The event in question occurred when Sachdev Singh notified a marshal prior to entering the metal detector at the courthouse of the presence of “a religious symbol” under his clothing. Assured that all would be well and that he should turn his camera and cell phone, which are not allowed, over to another marshal before going through the metal detector, he did just that, giving the cell phone and camera to one marshal and stating again that he carried a “religious symbol” under his clothes, who made no objection or inquiry. Approaching the metal detectors once more, Sachdev Singh again declared that he carried a “religious symbol” under his clothing. The marshals, at this juncture, waved Sachdev Singh through the detectors, and as he passed, the detectors beeped. Sachdev Singh, following directions, did as the marshals asked and displayed his kirpan, resulting in an marshal holding his arm immediately. Sachdev Singh politely requested that the marshal let go of his arm and stated to the marshals that he had declared the presence of “a religious symbol under my clothes” several times to three different state marshals and was assured that he only was required to leave his cellphone and camera behind. At no point did any official question what the article of faith was or ask him to display it. State marshals then handcuffed Sachdev Singh as they asked him whether he had anything in his turban, to which he responded that he did not. Despite Sachdev Singh’s statement, a few minutes later after being escorted to a table where all his possessions had been placed, a marshal came up behind Sachdev Singh and tore off his turban without asking his permission to remove it, then placing it on the table.
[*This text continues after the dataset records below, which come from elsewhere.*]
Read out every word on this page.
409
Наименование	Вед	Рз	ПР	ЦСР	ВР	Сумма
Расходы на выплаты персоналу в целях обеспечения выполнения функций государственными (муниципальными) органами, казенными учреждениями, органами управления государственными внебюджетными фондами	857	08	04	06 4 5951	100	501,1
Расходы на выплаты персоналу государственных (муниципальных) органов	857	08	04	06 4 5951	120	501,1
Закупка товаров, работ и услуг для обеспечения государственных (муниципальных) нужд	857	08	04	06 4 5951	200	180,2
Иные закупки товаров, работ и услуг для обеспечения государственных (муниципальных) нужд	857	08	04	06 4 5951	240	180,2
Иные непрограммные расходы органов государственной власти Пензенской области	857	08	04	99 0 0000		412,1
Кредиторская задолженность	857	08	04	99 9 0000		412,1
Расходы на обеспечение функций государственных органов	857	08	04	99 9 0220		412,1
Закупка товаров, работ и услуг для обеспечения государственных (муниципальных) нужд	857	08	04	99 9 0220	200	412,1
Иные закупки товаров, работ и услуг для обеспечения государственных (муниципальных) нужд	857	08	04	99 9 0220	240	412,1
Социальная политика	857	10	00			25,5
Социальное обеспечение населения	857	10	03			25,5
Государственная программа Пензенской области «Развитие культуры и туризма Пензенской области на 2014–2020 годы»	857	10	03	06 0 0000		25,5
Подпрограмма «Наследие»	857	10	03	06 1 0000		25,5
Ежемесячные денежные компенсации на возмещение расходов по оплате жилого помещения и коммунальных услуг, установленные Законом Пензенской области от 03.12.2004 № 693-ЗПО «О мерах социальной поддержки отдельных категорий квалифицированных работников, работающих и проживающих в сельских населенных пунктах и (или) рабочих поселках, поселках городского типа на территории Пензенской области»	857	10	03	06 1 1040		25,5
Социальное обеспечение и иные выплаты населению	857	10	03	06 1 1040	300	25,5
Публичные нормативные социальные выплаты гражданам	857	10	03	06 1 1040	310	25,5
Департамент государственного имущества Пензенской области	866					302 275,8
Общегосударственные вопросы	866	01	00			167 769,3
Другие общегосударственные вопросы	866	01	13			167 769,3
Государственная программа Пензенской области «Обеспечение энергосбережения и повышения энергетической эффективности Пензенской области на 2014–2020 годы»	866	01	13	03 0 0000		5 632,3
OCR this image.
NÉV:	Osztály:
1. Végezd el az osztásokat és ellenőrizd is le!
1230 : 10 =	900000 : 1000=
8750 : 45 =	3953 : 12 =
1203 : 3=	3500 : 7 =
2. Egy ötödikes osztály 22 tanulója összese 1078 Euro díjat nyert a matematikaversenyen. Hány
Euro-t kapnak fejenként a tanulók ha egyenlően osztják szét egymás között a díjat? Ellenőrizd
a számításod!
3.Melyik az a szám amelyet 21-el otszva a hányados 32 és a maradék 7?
After approximately an hour of questioning, Sachdev Singh's handcuffs were removed, he was allowed to retie his turban, and then was placed under arrest for “carrying a dangerous weapon.” Sachdev Singh was taken to jail where he was fingerprinted and his turban was once again forcibly removed. Currently, Sachdev Singh is being charged with a possession of a dangerous weapon, which is punishable by up to $500 in fines, up to 3 years in prison, or both. Under this charge, if the edge portion of the blade exceeds 4 inches in length, it is considered “a dangerous weapon.” However, it is to be noted that the five-inch kirpan he was carrying at the time was so dull that the “edge” could be rubbed along one’s hand without causing any harm. He was released from jail once he posted bail. “It was a great shock that state marshals handling security of a court of law would treat me in this manner,” commented Sachdev Singh. “I am concerned this incident will adversely affect my citizenship status, as I am applying for naturalization, and I am upset that my rights were so unlawfully cast aside in a courthouse, of all places,” he added.
When UNITED SIKHS was called by the victim, UNITED SIKHS immediately attempted to contact Judicial Marshal’s Chief Victor Corley who handles security at the courthouse where the incident occurred, and also called State Attorney David Cohen of the Prosecutor’s Office, both of whom were unavailable.
“According to Connecticut State statute Sec. 53-206, which Sachdev Singh is charged with violating, one cannot carry ‘any knife the edged portion of the blade of which is four inches or over in length,’ ” remarked Jaspreet Singh, Staff Attorney for UNITED SIKHS. “In this case, seeing as the blade was completely dull to the point of being able to rub one’s hand over it without injury, it should not be considered a ‘dangerous weapon’. Furthermore, prior case precedent in multiple states show that the kirpan to be treated only as an article of faith and should never be classified as a dangerous weapon.”
UNITED SIKHS is working actively to have the charges levied against Sachdev Singh dismissed, and is exploring various civil remedies to ensure that a training program about Sikhs for the Connecticut State Marshals is put into place to prevent any future recurrence of mistreatment of a Sikh, including his or her turban.